In [12]:
from pyspark.sql import SparkSession
from delta import *

builder = SparkSession.builder.appName("delta-table-sql") \
        .config("spark.sql.extensions", "io.delta.sql.DeltaSparkSessionExtension") \
        .config("spark.sql.catalog.spark_catalog", "org.apache.spark.sql.delta.catalog.DeltaCatalog") \
        .config("spark.driver.memory", "4g") \
        .config("spark.sql.autoBroadcastJoinThreshold", "-1")

spark = configure_spark_with_delta_pip(builder).getOrCreate()

### Create a table

In [13]:
df2 = spark.range(10, 25, 2)
df2.show()

+---+
| id|
+---+
| 10|
| 12|
| 14|
| 16|
| 18|
| 20|
| 22|
| 24|
+---+



write dataframe

In [14]:
df2.write.format("delta").mode('overwrite').save("./tmp/delta_exm")

Remove table

In [15]:
spark.sql('drop table if exists  delta_table_example')

DataFrame[]

In [16]:
spark.sql("""CREATE OR REPLACE TABLE {} (id long) USING DELTA LOCATION '{}' """.format('delta_table_example', "./tmp/delta_exm"))

DataFrame[]

#### Create table in the metastore using DataFrame's schema and write data to it

In [17]:
df2.write.format("delta").mode("Overwrite").saveAsTable("delta_table_example")

In [18]:
spark.sql('show databases').show()

+---------+
|namespace|
+---------+
|  default|
+---------+



In [19]:
spark.sql('show tables from default').show(truncate=False)

+---------+-------------------+-----------+
|namespace|tableName          |isTemporary|
+---------+-------------------+-----------+
|default  |delta_table_example|false      |
+---------+-------------------+-----------+



In [20]:
from pyspark.sql.utils import AnalysisException

try:
    spark.sql("""ALTER TABLE delta_table_example ADD COLUMN doubling_id INT""" )
except AnalysisException as e:
    print(str(e))
    
spark.sql("""UPDATE delta_table_example SET doubling_id = id*2 """).show()
    

25/08/09 18:32:45 WARN UpdateCommand: Could not validate number of records due to missing statistics.


+-----------------+
|num_affected_rows|
+-----------------+
|                8|
+-----------------+



In [21]:
spark.table("delta_table_example").show()

+---+-----------+
| id|doubling_id|
+---+-----------+
| 18|         36|
| 22|         44|
| 12|         24|
| 24|         48|
| 20|         40|
| 16|         32|
| 10|         20|
| 14|         28|
+---+-----------+



#### Create table in the metastore

In [22]:
DeltaTable.createIfNotExists(spark) \
  .tableName("default.people10m") \
  .addColumn("id", "INT") \
  .addColumn("firstName", "STRING") \
  .addColumn("middleName", "STRING") \
  .addColumn("lastName", "STRING", comment = "surname") \
  .addColumn("gender", "STRING") \
  .addColumn("birthDate", "TIMESTAMP") \
  .addColumn("ssn", "STRING") \
  .addColumn("salary", "INT") \
  .execute()

<delta.tables.DeltaTable at 0x72447c137580>

In [23]:
spark.sql('show tables from default').show(truncate=False)
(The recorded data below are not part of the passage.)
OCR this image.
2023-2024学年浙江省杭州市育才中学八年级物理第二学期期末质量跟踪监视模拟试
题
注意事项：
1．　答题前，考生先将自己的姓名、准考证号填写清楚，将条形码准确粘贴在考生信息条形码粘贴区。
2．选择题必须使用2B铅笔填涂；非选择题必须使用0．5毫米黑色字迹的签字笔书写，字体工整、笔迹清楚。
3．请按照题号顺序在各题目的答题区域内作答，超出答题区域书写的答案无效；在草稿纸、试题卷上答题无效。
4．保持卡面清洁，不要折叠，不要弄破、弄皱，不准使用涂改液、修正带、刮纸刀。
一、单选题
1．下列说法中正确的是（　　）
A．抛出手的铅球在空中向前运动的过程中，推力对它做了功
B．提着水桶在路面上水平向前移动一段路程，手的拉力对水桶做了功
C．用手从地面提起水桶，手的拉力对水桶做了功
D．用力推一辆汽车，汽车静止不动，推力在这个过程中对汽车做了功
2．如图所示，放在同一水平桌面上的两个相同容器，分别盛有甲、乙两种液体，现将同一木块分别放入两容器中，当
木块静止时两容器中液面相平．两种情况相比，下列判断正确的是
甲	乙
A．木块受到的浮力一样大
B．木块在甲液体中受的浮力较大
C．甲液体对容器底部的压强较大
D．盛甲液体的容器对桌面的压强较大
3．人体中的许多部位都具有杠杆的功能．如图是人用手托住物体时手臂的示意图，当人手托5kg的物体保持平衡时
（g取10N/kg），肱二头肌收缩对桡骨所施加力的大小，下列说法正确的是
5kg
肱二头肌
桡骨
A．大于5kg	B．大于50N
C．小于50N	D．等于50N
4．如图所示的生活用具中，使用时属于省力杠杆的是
+---------+-------------------+-----------+
|namespace|tableName          |isTemporary|
+---------+-------------------+-----------+
|default  |delta_table_example|false      |
|default  |people10m          |false      |
+---------+-------------------+-----------+



In [24]:
spark.table("people10m").show()

+---+---------+----------+--------+------+---------+---+------+
| id|firstName|middleName|lastName|gender|birthDate|ssn|salary|
+---+---------+----------+--------+------+---------+---+------+
+---+---------+----------+--------+------+---------+---+------+